自分のふがいなさに唇を噛んで立ち尽くした私に、場違いなほど明るい声が降りかかる。
『ハルカ。いいこと教えてあげよっか』
顔を上げるとレオだった。彼は突然の凶事に慌てる客人たちの中でも、そんなことなど関係ないとばかりに涼やかな表情をしていた。

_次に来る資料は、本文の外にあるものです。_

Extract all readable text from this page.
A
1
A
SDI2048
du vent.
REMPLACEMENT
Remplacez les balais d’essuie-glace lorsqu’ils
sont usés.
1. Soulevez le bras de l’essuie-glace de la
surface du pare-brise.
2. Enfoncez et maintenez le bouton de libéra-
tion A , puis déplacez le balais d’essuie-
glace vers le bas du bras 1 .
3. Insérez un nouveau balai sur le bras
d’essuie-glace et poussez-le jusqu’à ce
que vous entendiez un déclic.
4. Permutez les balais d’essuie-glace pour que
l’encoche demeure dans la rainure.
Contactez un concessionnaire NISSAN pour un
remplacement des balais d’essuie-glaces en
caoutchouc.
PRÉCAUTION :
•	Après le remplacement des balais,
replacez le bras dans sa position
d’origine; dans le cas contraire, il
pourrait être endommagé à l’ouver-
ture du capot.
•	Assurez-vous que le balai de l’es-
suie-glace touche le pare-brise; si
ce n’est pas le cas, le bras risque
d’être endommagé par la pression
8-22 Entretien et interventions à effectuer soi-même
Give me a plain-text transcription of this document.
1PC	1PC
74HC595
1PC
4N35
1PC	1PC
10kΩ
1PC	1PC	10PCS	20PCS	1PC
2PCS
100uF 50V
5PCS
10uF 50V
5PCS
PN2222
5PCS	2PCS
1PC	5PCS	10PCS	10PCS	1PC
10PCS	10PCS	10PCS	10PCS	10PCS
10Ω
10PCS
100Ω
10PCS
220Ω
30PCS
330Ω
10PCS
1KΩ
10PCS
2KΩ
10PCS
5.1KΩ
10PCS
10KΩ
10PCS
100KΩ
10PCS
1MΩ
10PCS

『あれは君を狙ったんじゃなく、最初から君の兄さんを刺すつもりだったね』
つと私は眉をひそめる。
『もっと言うと、殺すつもりはなかった。そうだよね、アレク?』
レオが視線を横に向けると、いつ来たのか彼の従兄弟がそこに立っていた。
『やり口がずさんですし、殺意が全く感じられませんでした』
『何を言って……』
『本当だよ。SP経験があって軍にもいたアレクが言うんだから』
レオはくすっと笑って首を傾げる。
『事前に襲撃者を買収しておいて、わざと刺されたんじゃないかな。たとえば敵方の親玉をはめる目的か……それとか』
思いついたように、レオは指を立てる。
『君を自分の元に留めるため。あはっ、だったらずいぶん姑息な方法を取るよね』
心臓に火が点いたように、私の体がかっと熱くなる。
「……ふざけないで!」
ぱんっと、音を立ててレオの頬を平手でたたく。
「よくもにいさまを侮辱したわね。何がいいことよ。姑息な真似をしてるのはあなたでしょう?」
何が起きたかわからないといったように、レオはきょとんと私をみつめる。
「にいさまはね、ただの厄介者だった私のところに、唯一お見舞いに来てくれた人なのよ」
私はほんの数回父に情をかけられた愛人である母から生まれた。母が亡くなって仕方なく本家に引き取られたけれど、父だってほとんど私のことは無視していた。
――にいさまと呼んで、はるか。俺はいつだってはるかの味方だよ。
兄は病気で寝ている私の所に毎日お見舞いに来て、励ましてくれた。
父や長兄、他のどんなものからも庇って守ってくれた。
「愛してるのよ……!」
兄からの愛情も、私が兄を愛していることにも、疑いを感じたことなど一度もない。
私の頬につたうものを、レオは硬直しながらみつめていた。
踵を返して、足早にその場を去る。人前だというのに、私は涙が止まらなかった。